Metrics on Q, Ostrowski's theorem

Question

Can you help med find an example of a metric on $\mathbb Q$ and $x,y\in \mathbb Q$ such that the product $d(x,0)\cdot d(y,0)\neq d(xy,0)$?

Reason: I am looking into Ostrowski's theorem (which appears to be given for valuations), and I was wondering whether the result could be stated for metrics as well. Clearly, a valuation gives rise to a metric, but does every metric induce a valuation?

Thank you

Answer 1

As you mentioned, in the case of concepts relating to Ostrowski theorem, we deal with valuations or equivalently, norms on fields. Specially, we define a norm on a field $K$ to be a function $\|.\|:K\to[0,\infty)$ satisfying

1. $\|0\|=0$
2. (Triangle inequality): for any $x,y\in K$: $\|x+y\|\leq \|x\|+\|y\|$ (and strong triangle inequality $\|x+y\|\leq \max(\|x\|,\|y\|)$ in the case of non-Archimedean norms)
3. $\|xy\|\leq \|x\| \|y\|$, for all $x,y\in K$ and
4. $\|1\|\leq 1$

where from 3 and 4 we find out $\|1\|=1$.
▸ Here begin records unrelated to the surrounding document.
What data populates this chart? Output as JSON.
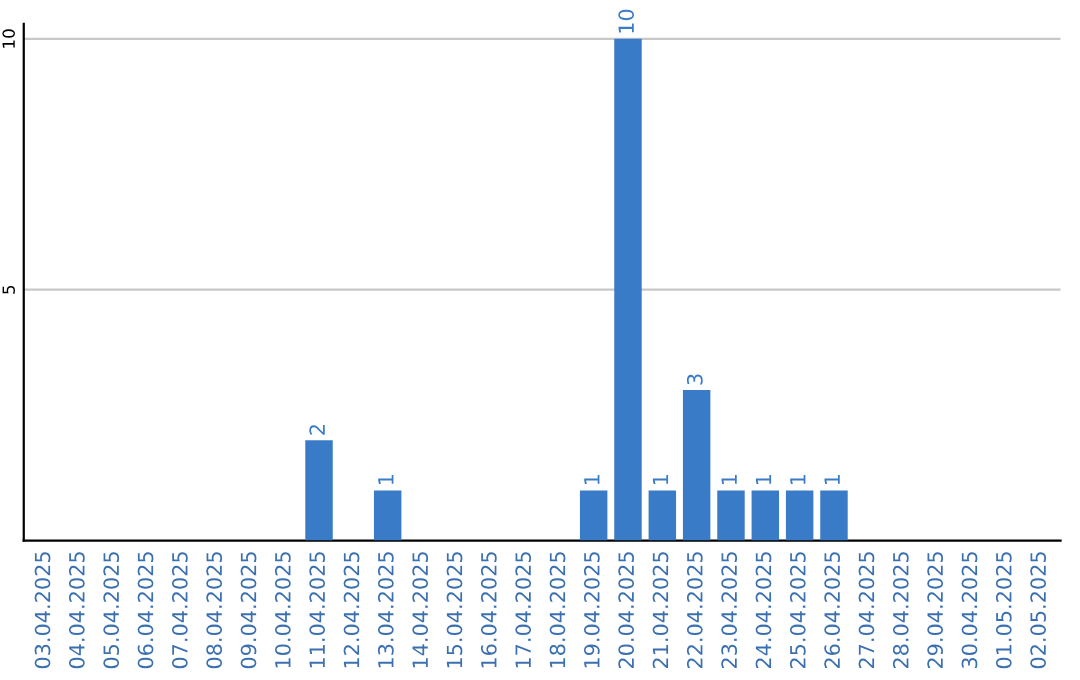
{
  "chart_data": {
    "type": "bar",
    "categories": [
      "03.04.2025",
      "04.04.2025",
      "05.04.2025",
      "06.04.2025",
      "07.04.2025",
      "08.04.2025",
      "09.04.2025",
      "10.04.2025",
      "11.04.2025",
      "12.04.2025",
      "13.04.2025",
      "14.04.2025",
      "15.04.2025",
      "16.04.2025",
      "17.04.2025",
      "18.04.2025",
      "19.04.2025",
      "20.04.2025",
      "21.04.2025",
      "22.04.2025",
      "23.04.2025",
      "24.04.2025",
      "25.04.2025",
      "26.04.2025",
      "27.04.2025",
      "28.04.2025",
      "29.04.2025",
      "30.04.2025",
      "01.05.2025",
      "02.05.2025"
    ],
    "values": [
      0,
      0,
      0,
      0,
      0,
      0,
      0,
      0,
      2,
      0,
      1,
      0,
      0,
      0,
      0,
      0,
      1,
      10,
      1,
      3,
      1,
      1,
      1,
      1,
      0,
      0,
      0,
      0,
      0,
      0
    ],
    "value_labels": [
      null,
      null,
      null,
      null,
      null,
      null,
      null,
      null,
      "2",
      null,
      "1",
      null,
      null,
      null,
      null,
      null,
      "1",
      "10",
      "1",
      "3",
      "1",
      "1",
      "1",
      "1",
      null,
      null,
      null,
      null,
      null,
      null
    ],
    "color": "#3a7bc8",
    "ylim": [
      0,
      10.3
    ],
    "yticks": [
      5,
      10
    ],
    "grid": "y"
  }
}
The condition $d(x,0)d(y,0)\ne d(xy,0)$ therefore, becomes $\|x\|\cdot\|y\|\ne \|xy\|$ which by above definition, is equivalent to $$\|xy\|<\|x\|\cdot \|y\|\tag{*}$$ i.e. you look for norms which satisfy $(*)$.
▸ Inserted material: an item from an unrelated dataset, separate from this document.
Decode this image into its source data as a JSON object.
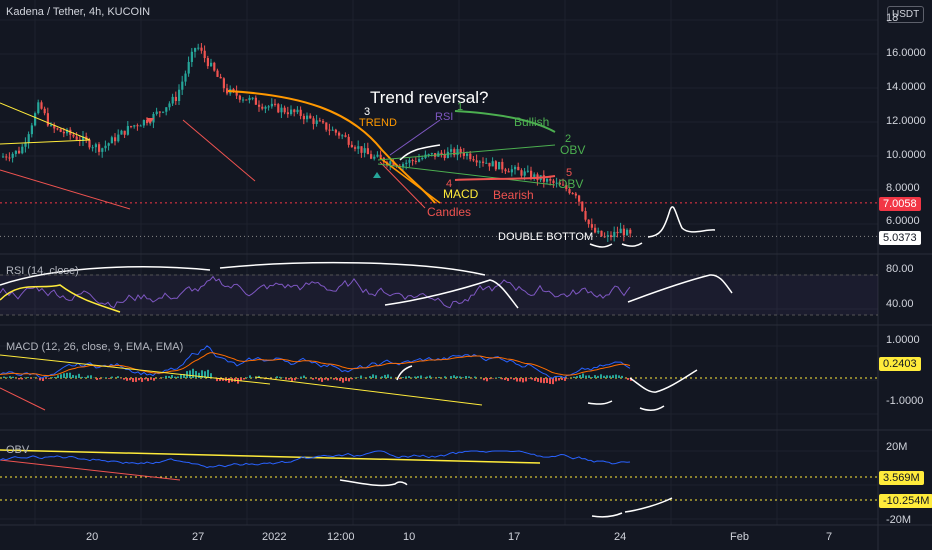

You may note that Ostrowki theorem is about special norms called "absolute values"

Answer 2

What about $d(x,y)=2\lvert x-y\rvert$?

Answer 3

$$d(x,y)=\|x-y\|, \qquad \|x\| = \sup_{v\in S} |x|_v$$ where $S$ is any set of (inequivalent) absolute values: $|.|_\infty$ is the euclidean absolute value and $|.|_p$ is the $p$-adic absolute value and $|0|_{tr}=0,|x|_{tr}=1$ is the trivial absolute value.

Answer 4

If you really just want a metric on $\mathbb Q$ with the property that $d(x,0)\cdot d(y,0) \neq d(xy,0)$ for some $x,y$, then there are plenty of options; because you almost view $\mathbb Q$ just as a countable set. In particular, take any bijection $f: \mathbb Q \rightarrow S$ to your favourite other countable set which comes with a metric $(S, d_S)$, and then take $d(x,y) := d_S(f(x),f(y))$. Like

$f:\mathbb Q \rightarrow \mathbb N$

or $f:\mathbb Q \rightarrow \mathbb Z$

or $f:\mathbb Q \rightarrow \mathbb N^{17}$

or $f:\mathbb Q \rightarrow \mathbb Q(\sqrt{-35}, \sqrt[71]{12})$

or $f:\mathbb Q \rightarrow \lbrace x \in5\mathbb N: x \ge 11000 \rbrace$

or $f:\mathbb Q \rightarrow \mathbb Z[1/3] \cap (0,1)$

or even $f:\mathbb Q \rightarrow \mathbb Q$, $f(x) := \dfrac{-19}{13}x-7.829964573$,

where in each case you just take the restriction of the Euclidean metric (embed the fourth one into $\mathbb C$, say) of the set on the right. Now it's highly unlikely that for any $x,y$ you have $d(x,0)d(y,0)=d(xy,0)$. Actually, this is guaranteed to fail for $x=y=1$ for the last three, and for the others, just choose them so $f(0)$ and $f(1)$ do not have distance $1$.

Note that the other answers presuppose that your metric still has plenty to do with the arithmetic of $\mathbb Q$, which is of course reasonable, because as you should see here, otherwise all hell breaks loose.